Ilan Ferry | 10 juin 2007
Ilan Ferry | 10 juin 2007

Eli Roth est un type marrant... si cette affirmation peu paraître quelque peu présomptueuse au vu de la filmographie du bonhomme, il faut bien reconnaître qu'Hostel 2 confirme par l'image la réputation de sale gosse durement acquise par le poulain de Tarantino. 
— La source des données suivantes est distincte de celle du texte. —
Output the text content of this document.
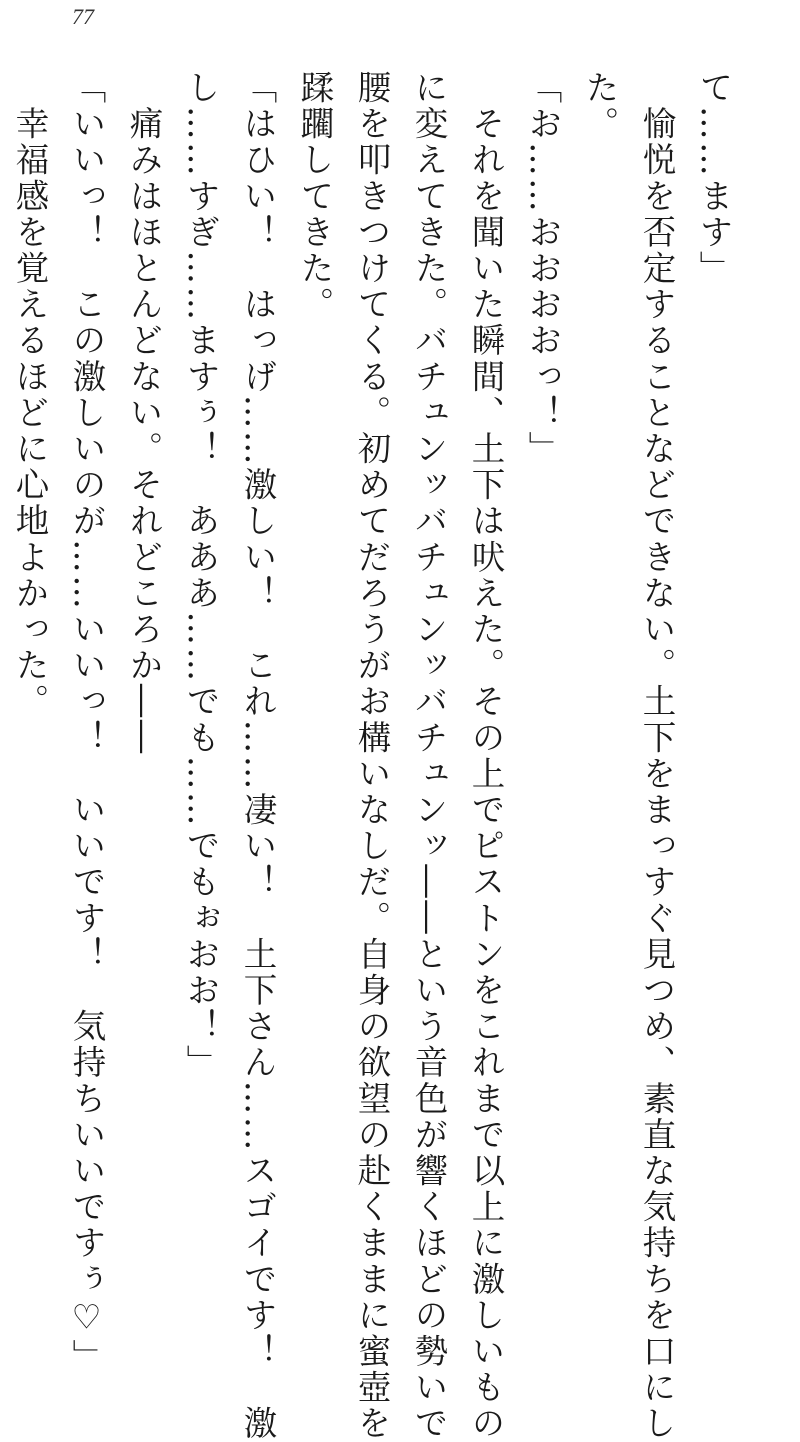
77
て……ます」
　愉悦を否定することなどできない。土下をまっすぐ見つめ、素直な気持ちを口にし
た。
「お……おおおおっ！」
　それを聞いた瞬間、土下は吠えた。その上でピストンをこれまで以上に激しいもの
に変えてきた。バチュンッバチュンッバチュンッ――という音色が響くほどの勢いで
腰を叩きつけてくる。初めてだろうがお構いなしだ。自身の欲望の赴くままに蜜壺を
蹂躙してきた。
「はひい！　はっげ……激しい！　これ……凄い！　土下さん……スゴイです！　激
し……すぎ……ますぅ！　あああ……でも……でもぉおお！」
　痛みはほとんどない。それどころか――
「いいっ！　この激しいのが……いいっ！　いいです！　気持ちいいですぅ♡」
　幸福感を覚えるほどに心地よかった。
Toutefois en ces temps troublés où la franchise Saw s'embourbe dans des suites de plus en plus médiocres, le bien fondé d'une nouvelle séance de démastiquages façon boucherie à l'ancienne s'impose comme une question évidente. De moins en moins enclin à céder aux concessions mainstream de la machine hollywoodienne, Eli Roth se propose de rassurer les sceptiques  de la manière la plus frontale possible. Au programme donc de cette deuxième visite dans la désormais célèbre chambre des tortures: décapitations, émasculations autres petites réjouissances, soit une certaine idée du tourisme à l'européenne !

 

 

À l'image des plus célèbres suites du genre, le film opte pour la surenchère et se donne enfin les moyens de ses ambitions. Alors qu'Hostel premier du nom oscillait maladroitement entre Spring Break movie et horreur à l'état pur, Hostel 2 assume enfin ses parti pris, aussi extrêmes soient-ils, en offrant à son public ce qu'il était légitimement en droit d'attendre depuis la fin du premier volet. De fait, le métrage semble marquer une nouvelle étape dans l'évolution de son réalisateur qui délaisse un temps les maladresses du précédent opus. À la beauferie semi assumée de ce dernier, ce nouveau chapitre répond par un second degré inattendu, drôle à défaut d'être fin, mais en phase totale avec la décomplexion de l'entreprise.  

 

 

Scénaristiquement, la mythologie Hostel s'enrichit et nous invite à plonger dans les plus sombres arcanes de cet univers pervers et atroce en nous gratifiant au passage d'une glaçante mise aux enchères à travers le globe. La réalisation, travaillée et posée, laisse une large place aux plans larges et assène de donner à l'ensemble une plus grande ampleur. Enfin, le film gagne en « profondeur » grâce à des personnages plus consistants. En choisissant comme proies trois adorables étudiantes, Roth appelle à un renversement aussi attendu que logique pour mieux inverser les rapports de force. Une impression que confirme un casting éclectique puisque les belles Lauren German et Bijou Phillips ont pour bourreaux deux transfuges masculins de Desperate Housewives.

 

Résumé

Nanti d'une morale toujours aussi ambiguë, Hostel 2,  peut, à défaut d'être un modèle de subtilité, se targuer de contenir tous les ingrédients du véritable plaisir coupable faisant rimer gore et fun dans un maelstrom de tripailles plus cartoonesque que complaisant. Si l'on peut regretter une petite baisse de régime due à une vitesse de croisière trop prématurément acquise, le film reste un pur divertissement de salles obscures qui, contrairement à certains de ses « concurrents », (qui a dit Jigsaw ?) prend suffisamment de distance avec son sujet pour ne pas être pris au sérieux.